増加する空き家と0円物件

 日本国内にある空き家の数は2018年10月1日時点で846万戸、総務省統計局の「住宅・土地統計調査」(PDF)によると総住宅数に対して13.6%という過去最高値の空き家率を記録している。1988年からの30年間で空き家が452万戸も増加しているのだ。

 空き家を取得した経緯としては、リライトと0円都市開発合同会社の両代表が「圧倒的に相続が多い」と口をそろえる通り、相続による取得が過半数を占める(国土交通省住宅局「平成26年 空家実態調査」、PDF)。

 実家などを相続したものの、「現在の居住地から遠い」「利用する人がおらず、利用する予定もない」といった理由で空き家になってしまうケースは少なくない。資産になる物件ならば所有しておくという手もあるが、「売却したいが数年たっても売れる気配がない」「不動産業者に相談したが相手にされない」「自治体に寄付を申し出たが断られた」と負動産化してしまう空き家も多いのである。
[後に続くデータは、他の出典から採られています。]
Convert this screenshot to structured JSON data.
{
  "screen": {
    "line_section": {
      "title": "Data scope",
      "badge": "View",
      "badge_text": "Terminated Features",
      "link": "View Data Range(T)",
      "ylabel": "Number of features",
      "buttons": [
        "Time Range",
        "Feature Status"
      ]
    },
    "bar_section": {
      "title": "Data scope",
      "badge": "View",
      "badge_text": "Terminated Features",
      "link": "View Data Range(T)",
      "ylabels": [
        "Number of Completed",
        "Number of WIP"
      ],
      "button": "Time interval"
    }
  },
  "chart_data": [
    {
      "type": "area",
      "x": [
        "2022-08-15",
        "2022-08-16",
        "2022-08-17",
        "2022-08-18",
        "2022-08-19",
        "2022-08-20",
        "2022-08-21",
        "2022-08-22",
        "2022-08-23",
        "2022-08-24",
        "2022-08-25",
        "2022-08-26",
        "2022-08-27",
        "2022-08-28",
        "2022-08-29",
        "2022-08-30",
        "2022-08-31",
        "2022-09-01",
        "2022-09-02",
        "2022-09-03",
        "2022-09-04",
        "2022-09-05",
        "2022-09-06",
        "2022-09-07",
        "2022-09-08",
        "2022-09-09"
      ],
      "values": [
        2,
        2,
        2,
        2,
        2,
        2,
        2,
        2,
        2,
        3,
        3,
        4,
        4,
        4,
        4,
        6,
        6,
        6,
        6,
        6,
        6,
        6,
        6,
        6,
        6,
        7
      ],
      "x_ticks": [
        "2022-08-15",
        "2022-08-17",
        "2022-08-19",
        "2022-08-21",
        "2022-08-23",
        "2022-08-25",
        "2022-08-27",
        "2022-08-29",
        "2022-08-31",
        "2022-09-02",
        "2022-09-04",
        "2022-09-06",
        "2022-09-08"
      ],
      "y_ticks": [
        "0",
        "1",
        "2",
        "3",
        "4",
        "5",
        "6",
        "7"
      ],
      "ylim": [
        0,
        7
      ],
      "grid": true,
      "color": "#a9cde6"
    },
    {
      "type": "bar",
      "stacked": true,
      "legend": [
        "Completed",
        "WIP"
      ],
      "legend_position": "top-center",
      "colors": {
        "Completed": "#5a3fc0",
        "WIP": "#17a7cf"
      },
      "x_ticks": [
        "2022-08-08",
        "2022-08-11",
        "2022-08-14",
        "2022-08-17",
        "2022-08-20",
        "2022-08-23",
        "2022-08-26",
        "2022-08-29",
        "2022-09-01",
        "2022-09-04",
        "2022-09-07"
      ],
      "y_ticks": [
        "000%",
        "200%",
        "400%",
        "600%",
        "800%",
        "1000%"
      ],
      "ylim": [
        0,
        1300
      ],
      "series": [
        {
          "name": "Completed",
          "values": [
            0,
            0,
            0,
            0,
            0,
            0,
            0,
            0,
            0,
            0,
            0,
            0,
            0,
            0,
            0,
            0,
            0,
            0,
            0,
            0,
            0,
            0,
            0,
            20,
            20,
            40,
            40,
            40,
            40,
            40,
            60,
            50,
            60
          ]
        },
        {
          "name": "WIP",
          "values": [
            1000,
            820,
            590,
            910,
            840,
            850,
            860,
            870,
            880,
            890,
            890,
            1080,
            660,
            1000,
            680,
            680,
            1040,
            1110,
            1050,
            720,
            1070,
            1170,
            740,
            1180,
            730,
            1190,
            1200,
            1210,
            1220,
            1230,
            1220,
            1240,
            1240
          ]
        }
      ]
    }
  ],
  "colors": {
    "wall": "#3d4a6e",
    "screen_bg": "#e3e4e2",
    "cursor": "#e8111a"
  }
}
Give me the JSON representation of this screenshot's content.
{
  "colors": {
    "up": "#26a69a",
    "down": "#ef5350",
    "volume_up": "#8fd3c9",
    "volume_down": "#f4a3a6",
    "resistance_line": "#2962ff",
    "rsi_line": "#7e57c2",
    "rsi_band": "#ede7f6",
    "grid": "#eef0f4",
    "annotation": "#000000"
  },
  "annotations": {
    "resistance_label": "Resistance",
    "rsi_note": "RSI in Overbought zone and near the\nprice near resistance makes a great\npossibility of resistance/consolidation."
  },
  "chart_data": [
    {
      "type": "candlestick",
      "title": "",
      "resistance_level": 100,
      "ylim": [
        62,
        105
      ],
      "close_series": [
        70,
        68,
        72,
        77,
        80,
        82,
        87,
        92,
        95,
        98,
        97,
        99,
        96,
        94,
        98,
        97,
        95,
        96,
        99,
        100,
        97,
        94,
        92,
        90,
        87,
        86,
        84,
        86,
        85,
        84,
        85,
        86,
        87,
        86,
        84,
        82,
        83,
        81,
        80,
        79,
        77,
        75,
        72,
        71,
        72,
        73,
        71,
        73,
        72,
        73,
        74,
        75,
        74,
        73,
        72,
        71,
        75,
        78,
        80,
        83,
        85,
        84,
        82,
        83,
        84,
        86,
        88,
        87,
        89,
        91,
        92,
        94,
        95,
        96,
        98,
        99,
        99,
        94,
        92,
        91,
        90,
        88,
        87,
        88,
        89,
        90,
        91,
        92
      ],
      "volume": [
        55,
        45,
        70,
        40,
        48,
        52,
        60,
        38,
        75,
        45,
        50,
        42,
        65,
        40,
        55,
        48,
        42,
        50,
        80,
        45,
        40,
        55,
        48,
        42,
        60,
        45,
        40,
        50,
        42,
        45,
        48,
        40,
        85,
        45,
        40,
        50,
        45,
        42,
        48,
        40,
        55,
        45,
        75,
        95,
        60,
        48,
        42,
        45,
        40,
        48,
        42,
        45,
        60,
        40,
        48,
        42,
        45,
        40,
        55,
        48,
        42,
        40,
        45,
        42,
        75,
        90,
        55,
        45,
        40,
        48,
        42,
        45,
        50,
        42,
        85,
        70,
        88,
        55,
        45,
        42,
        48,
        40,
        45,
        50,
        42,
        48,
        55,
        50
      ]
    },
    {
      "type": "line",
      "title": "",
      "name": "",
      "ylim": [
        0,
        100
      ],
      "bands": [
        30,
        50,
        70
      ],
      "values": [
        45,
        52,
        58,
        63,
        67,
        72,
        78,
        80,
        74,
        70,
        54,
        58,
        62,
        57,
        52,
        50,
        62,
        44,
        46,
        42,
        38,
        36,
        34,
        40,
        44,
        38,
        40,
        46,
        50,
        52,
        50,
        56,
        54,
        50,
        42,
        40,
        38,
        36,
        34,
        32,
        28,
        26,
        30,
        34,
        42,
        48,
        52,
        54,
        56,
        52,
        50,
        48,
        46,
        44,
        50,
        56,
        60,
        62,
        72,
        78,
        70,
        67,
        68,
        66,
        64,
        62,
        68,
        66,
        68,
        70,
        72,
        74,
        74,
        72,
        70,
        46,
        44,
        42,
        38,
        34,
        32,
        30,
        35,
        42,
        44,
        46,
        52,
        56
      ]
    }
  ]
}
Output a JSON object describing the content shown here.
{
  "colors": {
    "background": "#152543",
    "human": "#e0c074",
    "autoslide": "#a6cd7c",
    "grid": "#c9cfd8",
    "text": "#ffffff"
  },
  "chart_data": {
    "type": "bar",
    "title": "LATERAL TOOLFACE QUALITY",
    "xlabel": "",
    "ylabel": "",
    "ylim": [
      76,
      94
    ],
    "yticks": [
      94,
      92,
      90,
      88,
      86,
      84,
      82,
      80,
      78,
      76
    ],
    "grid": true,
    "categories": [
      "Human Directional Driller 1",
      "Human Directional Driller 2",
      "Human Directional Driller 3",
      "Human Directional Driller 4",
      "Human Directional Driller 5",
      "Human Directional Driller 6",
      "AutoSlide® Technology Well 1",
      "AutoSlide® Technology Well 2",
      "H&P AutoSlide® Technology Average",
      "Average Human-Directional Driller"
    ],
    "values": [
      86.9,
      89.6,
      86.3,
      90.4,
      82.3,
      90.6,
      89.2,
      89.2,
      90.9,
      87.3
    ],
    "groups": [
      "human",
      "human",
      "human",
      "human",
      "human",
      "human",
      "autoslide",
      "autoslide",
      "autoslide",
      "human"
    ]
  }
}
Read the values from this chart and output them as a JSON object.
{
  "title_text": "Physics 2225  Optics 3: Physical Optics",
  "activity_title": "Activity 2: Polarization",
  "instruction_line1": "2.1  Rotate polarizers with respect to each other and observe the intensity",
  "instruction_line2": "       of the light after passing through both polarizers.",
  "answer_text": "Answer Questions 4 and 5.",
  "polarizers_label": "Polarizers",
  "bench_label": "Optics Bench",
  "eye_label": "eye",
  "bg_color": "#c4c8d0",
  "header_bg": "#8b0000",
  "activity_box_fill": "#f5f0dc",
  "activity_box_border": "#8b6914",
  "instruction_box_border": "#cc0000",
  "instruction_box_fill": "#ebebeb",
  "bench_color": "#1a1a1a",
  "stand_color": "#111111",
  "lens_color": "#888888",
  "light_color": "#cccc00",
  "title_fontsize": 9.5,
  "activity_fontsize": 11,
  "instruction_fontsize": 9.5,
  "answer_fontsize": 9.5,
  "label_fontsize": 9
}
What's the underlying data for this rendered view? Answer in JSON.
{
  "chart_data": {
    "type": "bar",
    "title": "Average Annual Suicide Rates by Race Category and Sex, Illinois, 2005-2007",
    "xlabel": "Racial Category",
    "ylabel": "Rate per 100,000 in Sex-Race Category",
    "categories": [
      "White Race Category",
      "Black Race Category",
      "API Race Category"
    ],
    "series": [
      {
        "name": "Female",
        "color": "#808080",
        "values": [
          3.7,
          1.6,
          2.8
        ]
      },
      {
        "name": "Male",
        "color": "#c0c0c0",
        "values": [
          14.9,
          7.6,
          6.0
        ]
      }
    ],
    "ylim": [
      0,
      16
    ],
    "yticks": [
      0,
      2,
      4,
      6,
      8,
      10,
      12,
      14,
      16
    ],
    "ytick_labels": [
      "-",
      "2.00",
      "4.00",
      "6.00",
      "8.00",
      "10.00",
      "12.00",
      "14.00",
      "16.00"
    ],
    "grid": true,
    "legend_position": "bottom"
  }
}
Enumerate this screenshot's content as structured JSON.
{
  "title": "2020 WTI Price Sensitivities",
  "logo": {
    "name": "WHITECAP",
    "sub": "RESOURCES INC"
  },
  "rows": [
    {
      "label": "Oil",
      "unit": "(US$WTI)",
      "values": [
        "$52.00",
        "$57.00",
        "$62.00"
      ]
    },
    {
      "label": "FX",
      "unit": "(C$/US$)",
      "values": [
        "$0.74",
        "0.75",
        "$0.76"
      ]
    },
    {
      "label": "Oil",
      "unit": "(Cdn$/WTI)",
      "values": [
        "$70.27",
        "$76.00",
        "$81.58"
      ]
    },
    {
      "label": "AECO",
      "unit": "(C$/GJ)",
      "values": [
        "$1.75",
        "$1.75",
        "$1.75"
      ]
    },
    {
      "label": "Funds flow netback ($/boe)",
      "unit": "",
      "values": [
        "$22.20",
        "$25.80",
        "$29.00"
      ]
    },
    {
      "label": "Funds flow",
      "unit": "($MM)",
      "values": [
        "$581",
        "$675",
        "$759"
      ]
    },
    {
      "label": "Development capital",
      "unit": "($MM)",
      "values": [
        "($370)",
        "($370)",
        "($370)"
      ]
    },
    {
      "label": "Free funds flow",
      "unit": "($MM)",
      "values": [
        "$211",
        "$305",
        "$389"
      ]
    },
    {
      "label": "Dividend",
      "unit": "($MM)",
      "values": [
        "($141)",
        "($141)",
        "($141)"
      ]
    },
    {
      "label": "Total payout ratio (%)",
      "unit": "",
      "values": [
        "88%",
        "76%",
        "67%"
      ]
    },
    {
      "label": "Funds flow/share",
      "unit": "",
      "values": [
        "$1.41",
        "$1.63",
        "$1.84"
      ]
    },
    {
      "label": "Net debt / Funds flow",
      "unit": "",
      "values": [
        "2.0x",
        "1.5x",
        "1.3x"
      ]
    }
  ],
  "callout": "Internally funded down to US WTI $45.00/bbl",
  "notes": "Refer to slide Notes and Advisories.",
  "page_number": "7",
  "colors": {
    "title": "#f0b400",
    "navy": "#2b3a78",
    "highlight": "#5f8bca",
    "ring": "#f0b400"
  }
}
 田中代表によると「0円でも、諸費用を負担してでも空き家を手放したい」という相談は4年ほど前から増えてきたという。空き家は放置しておくだけでも管理責任や費用が発生するため、扱いに困った所有者がリライトや「みんなの0円物件®」に0円物件や格安物件として負動産を持ち込むのだ。

 直近1年間で0円物件を約400件扱ったという中村代表は「その前の1年間は、年間で100件ほどでした」と語る。都市部への人口集中や少子高齢化で、今後ますます空き家が増えていくことは想像に難くない。空き家の増加に伴い、負動産に頭を悩ませている人たちも年々増えているのだ。